Advocates push Hochul to expand NYC’s Vision Zero program statewide


Street safety advocates on Thursday urged Gov. Kathy Hochul to expand New York City’s Vision Zero program statewide — and pointed to a 2006 plan laid out by the state Department of Transportation as evidence that New York is lagging on goals to push commuters out of cars.

The plan — put forth under former Gov. George Pataki — sought to integrate and improve the region’s transit networks by 2030, with the goal of reducing car usage, traffic deaths and air pollution.

With just seven years left, carbon emissions in the state are up, traffic deaths remain high, and the MTA, NJ Transit and the Port Authority all operate independent transit systems.

A new report from the advocacy group Transportation Alternatives highlights how far New York still has to go to realize Pataki’s 16-year-old plan, and urged Hochul to take similar steps as she prepares to lay out her agenda for the year in next week’s State of the State address.

The group’s goals center on implementing the city’s Vision Zero program statewide, with the goal of eliminating traffic deaths entirely by 2050.

The city’s Vision Zero initiative launched in 2014 under former Mayor Bill de Blasio. It called for eliminating all traffic deaths across the five boroughs by 2024. Last year, 252 people were killed by drivers, 47 fewer than 2013, the year before Vision Zero launched.

Transportation Alternatives also wants Hochul to require all state DOT projects to consider accessibility needs, as well as pedestrian and cyclist features.

Hochul has already taken some steps in that direction by signing the Complete Streets bill last year, which allows extra funding for towns and cities to add safety features when redesigning streets.

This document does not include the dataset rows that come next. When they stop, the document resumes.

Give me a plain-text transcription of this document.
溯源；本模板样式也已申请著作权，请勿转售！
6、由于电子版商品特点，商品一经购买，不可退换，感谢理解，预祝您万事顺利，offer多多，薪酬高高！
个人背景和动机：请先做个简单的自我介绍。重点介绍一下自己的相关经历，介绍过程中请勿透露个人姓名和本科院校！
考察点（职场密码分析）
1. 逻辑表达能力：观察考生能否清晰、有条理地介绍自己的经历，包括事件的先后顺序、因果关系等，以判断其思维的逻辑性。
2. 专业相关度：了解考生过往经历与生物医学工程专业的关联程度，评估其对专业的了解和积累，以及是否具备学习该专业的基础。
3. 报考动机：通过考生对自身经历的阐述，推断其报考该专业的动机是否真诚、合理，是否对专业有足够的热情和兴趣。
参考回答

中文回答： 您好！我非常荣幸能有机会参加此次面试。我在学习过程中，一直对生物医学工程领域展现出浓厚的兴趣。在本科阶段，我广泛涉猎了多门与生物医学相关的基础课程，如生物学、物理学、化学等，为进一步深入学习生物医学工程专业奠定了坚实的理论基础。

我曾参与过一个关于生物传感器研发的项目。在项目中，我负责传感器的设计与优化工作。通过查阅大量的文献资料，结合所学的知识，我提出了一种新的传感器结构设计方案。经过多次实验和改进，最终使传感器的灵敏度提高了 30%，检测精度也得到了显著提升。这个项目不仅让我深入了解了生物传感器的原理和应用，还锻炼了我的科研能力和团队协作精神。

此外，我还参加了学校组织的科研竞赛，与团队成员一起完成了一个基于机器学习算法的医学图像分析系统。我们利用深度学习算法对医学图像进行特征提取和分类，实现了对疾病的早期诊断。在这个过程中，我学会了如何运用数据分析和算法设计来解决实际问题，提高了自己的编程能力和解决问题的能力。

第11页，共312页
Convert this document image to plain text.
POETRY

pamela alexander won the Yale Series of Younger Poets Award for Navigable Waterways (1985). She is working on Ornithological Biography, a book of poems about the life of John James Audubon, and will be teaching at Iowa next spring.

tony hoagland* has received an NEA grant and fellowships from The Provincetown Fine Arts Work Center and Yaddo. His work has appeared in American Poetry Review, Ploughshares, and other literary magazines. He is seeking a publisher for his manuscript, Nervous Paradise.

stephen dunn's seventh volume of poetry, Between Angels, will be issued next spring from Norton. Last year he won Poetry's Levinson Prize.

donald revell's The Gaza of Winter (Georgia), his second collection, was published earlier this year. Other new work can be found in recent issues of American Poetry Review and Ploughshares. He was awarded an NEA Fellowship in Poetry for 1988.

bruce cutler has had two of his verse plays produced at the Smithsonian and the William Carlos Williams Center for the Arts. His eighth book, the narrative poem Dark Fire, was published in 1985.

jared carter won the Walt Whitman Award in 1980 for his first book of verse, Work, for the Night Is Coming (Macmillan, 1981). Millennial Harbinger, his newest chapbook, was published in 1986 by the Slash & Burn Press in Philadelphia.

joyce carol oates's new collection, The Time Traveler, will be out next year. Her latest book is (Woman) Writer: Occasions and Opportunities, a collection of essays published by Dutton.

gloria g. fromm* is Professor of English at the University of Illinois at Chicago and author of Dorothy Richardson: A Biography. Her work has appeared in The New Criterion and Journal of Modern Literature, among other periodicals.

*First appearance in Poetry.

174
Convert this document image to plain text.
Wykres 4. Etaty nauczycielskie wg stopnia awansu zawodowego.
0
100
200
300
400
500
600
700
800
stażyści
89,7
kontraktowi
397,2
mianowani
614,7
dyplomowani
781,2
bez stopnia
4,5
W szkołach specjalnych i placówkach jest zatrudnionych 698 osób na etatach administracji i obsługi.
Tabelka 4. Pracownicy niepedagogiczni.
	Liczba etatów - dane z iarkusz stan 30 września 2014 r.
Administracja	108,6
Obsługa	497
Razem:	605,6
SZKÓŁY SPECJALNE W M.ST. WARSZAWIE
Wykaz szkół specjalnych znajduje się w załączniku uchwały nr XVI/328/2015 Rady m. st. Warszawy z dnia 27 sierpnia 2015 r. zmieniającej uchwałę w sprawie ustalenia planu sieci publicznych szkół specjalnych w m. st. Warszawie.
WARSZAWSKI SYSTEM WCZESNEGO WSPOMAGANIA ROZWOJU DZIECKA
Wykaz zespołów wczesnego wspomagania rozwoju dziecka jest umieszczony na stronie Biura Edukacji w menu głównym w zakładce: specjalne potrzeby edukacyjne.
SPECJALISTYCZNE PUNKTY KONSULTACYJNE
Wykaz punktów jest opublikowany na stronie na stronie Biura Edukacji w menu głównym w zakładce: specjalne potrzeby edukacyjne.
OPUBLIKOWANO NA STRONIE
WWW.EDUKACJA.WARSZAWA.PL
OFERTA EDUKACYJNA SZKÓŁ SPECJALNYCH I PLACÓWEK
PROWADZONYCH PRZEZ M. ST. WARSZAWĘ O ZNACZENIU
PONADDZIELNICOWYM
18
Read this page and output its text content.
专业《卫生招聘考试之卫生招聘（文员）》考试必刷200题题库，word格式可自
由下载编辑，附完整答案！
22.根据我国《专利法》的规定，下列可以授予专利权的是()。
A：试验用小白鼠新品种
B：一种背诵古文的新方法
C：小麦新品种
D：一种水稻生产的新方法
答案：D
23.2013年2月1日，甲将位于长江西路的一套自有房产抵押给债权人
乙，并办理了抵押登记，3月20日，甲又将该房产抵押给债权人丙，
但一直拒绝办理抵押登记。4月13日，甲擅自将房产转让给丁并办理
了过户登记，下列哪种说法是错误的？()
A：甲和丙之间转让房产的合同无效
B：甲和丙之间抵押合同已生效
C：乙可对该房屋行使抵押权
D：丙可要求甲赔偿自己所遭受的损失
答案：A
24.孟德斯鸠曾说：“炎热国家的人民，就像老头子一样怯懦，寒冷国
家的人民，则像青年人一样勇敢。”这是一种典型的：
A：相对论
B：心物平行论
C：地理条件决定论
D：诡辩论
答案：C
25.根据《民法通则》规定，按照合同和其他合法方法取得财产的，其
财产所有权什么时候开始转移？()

“To achieve our climate goals, prevent traffic violence, address inequities and support our economic recovery, we must put our streets to higher use,” Danny Harris, executive director of Transportation Alternatives, wrote in a statement.

Michael Fleischer, a former executive director of the state Thruway Authority who contributed to the 2006 plan, said state officials were ahead of the curve by thinking about reducing greenhouse emissions nearly 20 years ago.

“The master plan was always intended to be a living document, it was not intended to be a list of projects but a way of looking at transportation policy and practices,” said Fleischer. “And ways that all the transportation partners can look at these issues, not from a siloed ‘what agency do I work for,’ but what is the best transportation solution.”

Another demand from safe streets advocates is to pass Sammy’s Law, which would allow New York City lawmakers to set the speed limit for the city without approval from state legislators.

While the bulk of the requests from Transportation Alternatives focused on reducing the use of vehicles and the damage caused by them, the group also wants Hochul to make cycling safer and more affordable. It called for the state to offer rebates for buying an e-bike or bicycle. They also want to legalize the “Idaho stop,” which allows cyclists to roll through a stop sign if there are no vehicles present. Secure bike parking at subway stations and other state-owned transit facilities was also part of the pitch.

The group also proposed a new program to allow low-income residents to rent e-bike and e-cargo bikes from libraries.

It remains unclear to what degree Hochul will hone in on street safety issues during next week’s address. She has said she’ll outline new funding for the MTA, which forecasts a major budget crunch in the coming years.

“Governor Hochul has taken action to ensure the safety of all New Yorkers, whether you’re on the sidewalk, in a car, riding a bike, or utilizing transit services, and we are committed to working with the legislature to continue to improve transportation access and safety and meet our climate goals,” Hochul spokesperson John Lindsay told Gothamist on Wednesday.

Transportation Alternatives has a suggestion to address the MTA’s multibillion-dollar fiscal cliff: use federal funds dedicated to highway projects to keep the agency’s finances above water.